Team Handel - voorzieningenrechter
zaak- / rolnummer: C/09/465751 / KG ZA 14-562
Vonnis in kort geding van 11 juli 2014
in de zaak van
de publiekrechtelijke rechtspersoon
Gemeente Kaag en Braassem,
zetelende te Roelofarendsveen (gemeente Kaag en Braassem),
eiseres,
advocaat mr. H.J.M. Winkelhuijzen te Alphen aan den Rijn,
tegen:
de besloten vennootschap met beperkte aansprakelijkheid
[gedaagde],
gevestigd en kantoorhoudende te [plaats],
gedaagde,
advocaat mr. M.Y.C.L. de Wit te Rotterdam.
Partijen worden hierna respectievelijk aangeduid als ‘de gemeente’ en ‘[gedaagde]’.

1.De feiten

Op grond van de stukken en het verhandelde ter zitting van 27 juni 2014 wordt in dit geding van het volgende uitgegaan.
1.1.
De gemeente (althans de gemeente Jacobswoude die in het kader van een gemeentelijke herindeling is opgegaan in de gemeente) heeft in 2008 een niet openbare aanbestedingsprocedure georganiseerd om een partij te contracteren ten behoeve van de ontwikkeling van het dorpshart in de kern Leimuiden. Er was sprake van twee verschillende plangebieden, aangeduid als Plangebied Noord en Plangebied Zuid. De inschrijving van [gedaagde] is als de economisch meest voordelige inschrijving aangemerkt.
1.2.
Op 23 december 2008 heeft de gemeente met [gedaagde] twee samenwerkingsovereenkomsten gesloten, een voor Plangebied Noord en een voor Plangebied Zuid.
1.3.
De samenwerkingsovereenkomst voor Plangebied Noord behelst, blijkens artikel 2.1 van deze overeenkomst:
“- de ontwikkeling en realisatie van circa 22 woningen
  • de ontwikkeling en realisatie van circa 42 parkeerplaatsen op maaiveld
  • de herbestemming van de boerderij van Van Beijeren tot een horecagelegenheid
  • ca. 600 m2 sociaal-medische voorzieningen
  • ca. 550 m2 woonzorgvoorziening voor mensen met een lichamelijke en/of verstandelijke beperking
  • 1 langzaamverkeersroute noord-zuid.”
1.4.
In de samenwerkingsovereenkomst voor Plangebied Noord is/zijn voorts onder meer opgenomen, samengevat:
  • de verantwoordelijkheden van beide partijen, waaronder aan de zijde van [gedaagde] het voorbereiden en indienen van aanvraag benodigde (bouw)vergunningen en ontheffingen, het voorbereiden en uitvoeren van nieuwbouw woningen, de herbestemming van de boerderij en de diverse voorzieningen en de realisatie van de parkeerplaatsen en het verhuren dan wel verkopen van woningen en overige bebouwing (artikel 2.3);
  • de verplichting van [gedaagde] om de genoemde bebouwing te realiseren en tezamen met de bouwkavels te verhuren dan wel verkopen tegen huurprijzen respectievelijk verkoopsommen, welke door partijen gezamenlijk zijn vastgesteld en zijn vermeld in artikel 5.2.;
  • bepalingen ten aanzien van grondeigendom en -overdracht, in welk kader de gemeente zich bereid heeft verklaard de gronden in dit gebied over te dragen aan [gedaagde] ten behoeve van de ontwikkeling en realisatie van Plangebied Noord.
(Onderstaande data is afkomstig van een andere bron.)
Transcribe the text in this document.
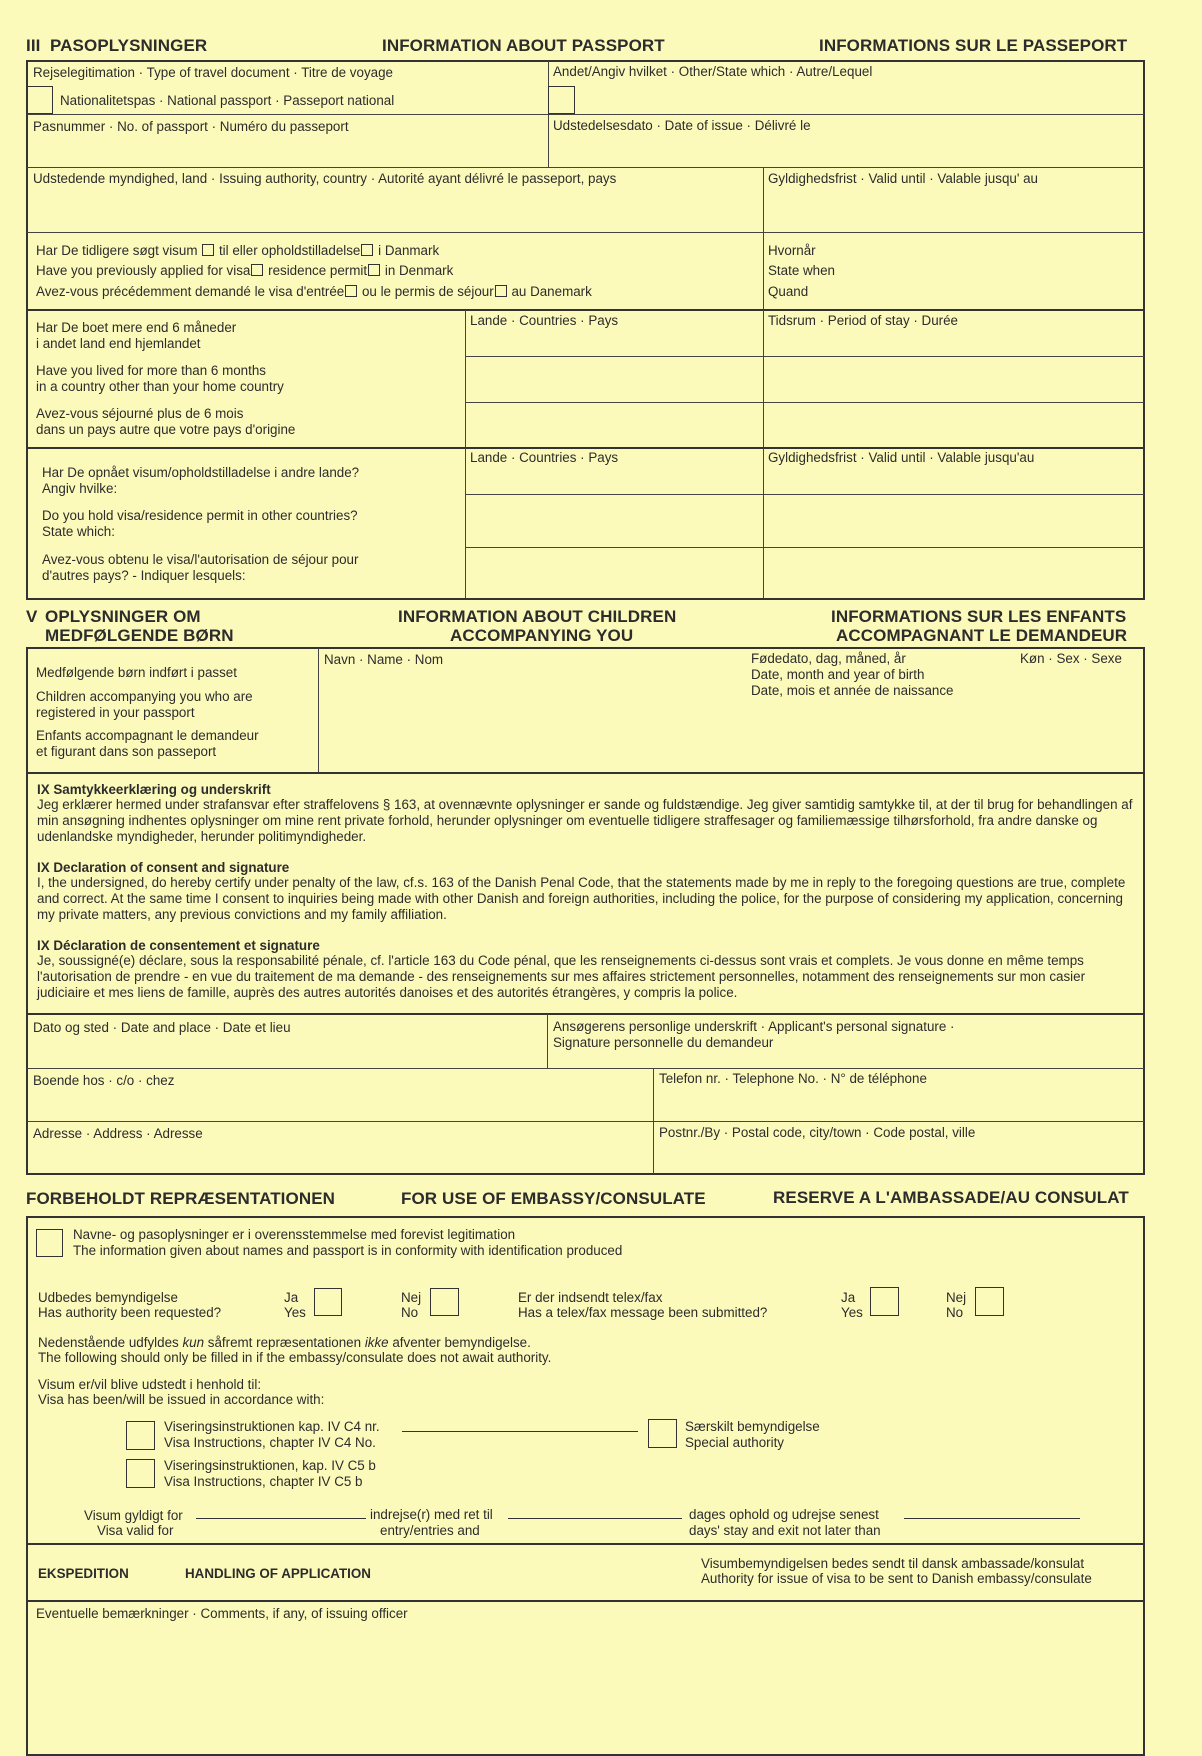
III PASOPLYSNINGER	INFORMATION ABOUT PASSPORT	INFORMATIONS SUR LE PASSEPORT
Rejselegitimation · Type of travel document · Titre de voyage
Nationalitetspas · National passport · Passeport national
Andet/Angiv hvilket · Other/State which · Autre/Lequel
Pasnummer · No. of passport · Numéro du passeport	Udstedelsesdato · Date of issue · Délivré le
Udstedende myndighed, land · Issuing authority, country · Autorité ayant délivré le passeport, pays	Gyldighedsfrist · Valid until · Valable jusqu' au
Har De tidligere søgt visum til eller opholdstilladelse i Danmark
Have you previously applied for visa residence permit in Denmark
Avez-vous précédemment demandé le visa d'entrée ou le permis de séjour au Danemark
Hvornår
State when
Quand
Har De boet mere end 6 måneder
i andet land end hjemlandet
Have you lived for more than 6 months
in a country other than your home country
Avez-vous séjourné plus de 6 mois
dans un pays autre que votre pays d'origine
Lande · Countries · Pays	Tidsrum · Period of stay · Durée
Har De opnået visum/opholdstilladelse i andre lande?
Angiv hvilke:
Do you hold visa/residence permit in other countries?
State which:
Avez-vous obtenu le visa/l'autorisation de séjour pour
d'autres pays? - Indiquer lesquels:
Lande · Countries · Pays	Gyldighedsfrist · Valid until · Valable jusqu'au
V OPLYSNINGER OM
MEDFØLGENDE BØRN
INFORMATION ABOUT CHILDREN
ACCOMPANYING YOU
INFORMATIONS SUR LES ENFANTS
ACCOMPAGNANT LE DEMANDEUR
Medfølgende børn indført i passet
Children accompanying you who are
registered in your passport
Enfants accompagnant le demandeur
et figurant dans son passeport
Navn · Name · Nom	Fødedato, dag, måned, år
Date, month and year of birth
Date, mois et année de naissance
Køn · Sex · Sexe
IX Samtykkeerklæring og underskrift
Jeg erklærer hermed under strafansvar efter straffelovens § 163, at ovennævnte oplysninger er sande og fuldstændige. Jeg giver samtidig samtykke til, at der til brug for behandlingen af min ansøgning indhentes oplysninger om mine rent private forhold, herunder oplysninger om eventuelle tidligere straffesager og familiemæssige tilhørsforhold, fra andre danske og udenlandske myndigheder, herunder politimyndigheder.
IX Declaration of consent and signature
I, the undersigned, do hereby certify under penalty of the law, cf.s. 163 of the Danish Penal Code, that the statements made by me in reply to the foregoing questions are true, complete and correct. At the same time I consent to inquiries being made with other Danish and foreign authorities, including the police, for the purpose of considering my application, concerning my private matters, any previous convictions and my family affiliation.
IX Déclaration de consentement et signature
Je, soussigné(e) déclare, sous la responsabilité pénale, cf. l'article 163 du Code pénal, que les renseignements ci-dessus sont vrais et complets. Je vous donne en même temps l'autorisation de prendre - en vue du traitement de ma demande - des renseignements sur mes affaires strictement personnelles, notamment des renseignements sur mon casier judiciaire et mes liens de famille, auprès des autres autorités danoises et des autorités étrangères, y compris la police.
Dato og sted · Date and place · Date et lieu	Ansøgerens personlige underskrift · Applicant's personal signature ·
Signature personnelle du demandeur
Boende hos · c/o · chez	Telefon nr. · Telephone No. · N° de téléphone
Adresse · Address · Adresse	Postnr./By · Postal code, city/town · Code postal, ville
FORBEHOLDT REPRÆSENTATIONEN	FOR USE OF EMBASSY/CONSULATE	RESERVE A L'AMBASSADE/AU CONSULAT
Navne- og pasoplysninger er i overensstemmelse med forevist legitimation
The information given about names and passport is in conformity with identification produced
Udbedes bemyndigelse
Has authority been requested?
Ja
Yes
Nej
No
Er der indsendt telex/fax
Has a telex/fax message been submitted?
Ja
Yes
Nej
No
Nedenstående udfyldes kun såfremt repræsentationen ikke afventer bemyndigelse.
The following should only be filled in if the embassy/consulate does not await authority.
Visum er/vil blive udstedt i henhold til:
Visa has been/will be issued in accordance with:
Viseringsinstruktionen kap. IV C4 nr.
Visa Instructions, chapter IV C4 No.
Særskilt bemyndigelse
Special authority
Viseringsinstruktionen, kap. IV C5 b
Visa Instructions, chapter IV C5 b
Visum gyldigt for
Visa valid for
indrejse(r) med ret til
entry/entries and
dages ophold og udrejse senest
days' stay and exit not later than
EKSPEDITION	HANDLING OF APPLICATION
Visumbemyndigelsen bedes sendt til dansk ambassade/konsulat
Authority for issue of visa to be sent to Danish embassy/consulate
Eventuelle bemærkninger · Comments, if any, of issuing officer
In artikel 4 zijn bepalingen opgenomen hieromtrent, onder meer ten aanzien van de hoogte van de koopsom, het moment van verschuldigdheid van die koopsom (op het moment van juridische levering), de door [gedaagde] te betalen rentevergoeding over de grondprijs en het moment van eigendomsoverdracht, te weten op het moment dat er sprake is van een (eerste) bruikbare bouwvergunning voor de binnen dit gebied te realiseren bebouwing;
  • bepalingen over de duur, aanpassing en beëindiging van de overeenkomst. De relevante bepalingen in dit verband luiden als volgt:
“10.2 Partijen komen overeen dat tussentijdse aanpassing van deze overeenkomst en of tussentijdse beëindiging van deze overeenkomst mogelijk moet zijn indien partijen daartoe gezamenlijk besluiten of in het geval er sprake is van een van de navolgende gevallen, waarop de meest gerede partij een beroep kan doen:
(…)
b. indien zich een extreme wijziging van omstandigheden (waaronder extreme wijziging van marktomstandigheden) voordoet welke naar objectieve maatstaven een verdere ongewijzigde uitvoering van deze overeenkomst voor partijen of een van hen in redelijkheid niet langer verantwoord maakt;
(…)
d. indien er sprake is van een situatie als bedoeld in artikel 13.1.
10.3
Indien zich (een van) de situaties in artikel 10.2 voordoet, zal de meest gerede partij, zulks berichten via aangetekend schrijven of deurwaardersexploit aan de andere partij en zullen partijen gedurende 2 maanden trachten om in minnelijk overleg tot een aanpassing van deze overeenkomst en/of (een van) de Bijlagen, en/of van de ruimtelijke/programmatische kaders te komen, welke termijn met wederzijds goedvinden kan worden verlengd. Indien partijen niet tot aanpassing kunnen komen, dan zal zulks door de meest gerede partij schriftelijk via aangetekend schrijven of deurwaardersexploit worden bericht aan de andere partij.
10.4
Indien het in artikel 10.3 bedoelde overleg niet tot overeenstemming leidt, kan dit geschil worden voorgelegd aan de bevoegde rechter overeenkomstig artikel 11. De rechter is bevoegd die wijzigingen in de overeenkomst aan te brengen, die naar zijn oordeel in de gegeven omstandigheden in overeenstemming zijn met de redelijkheid en billijkheid.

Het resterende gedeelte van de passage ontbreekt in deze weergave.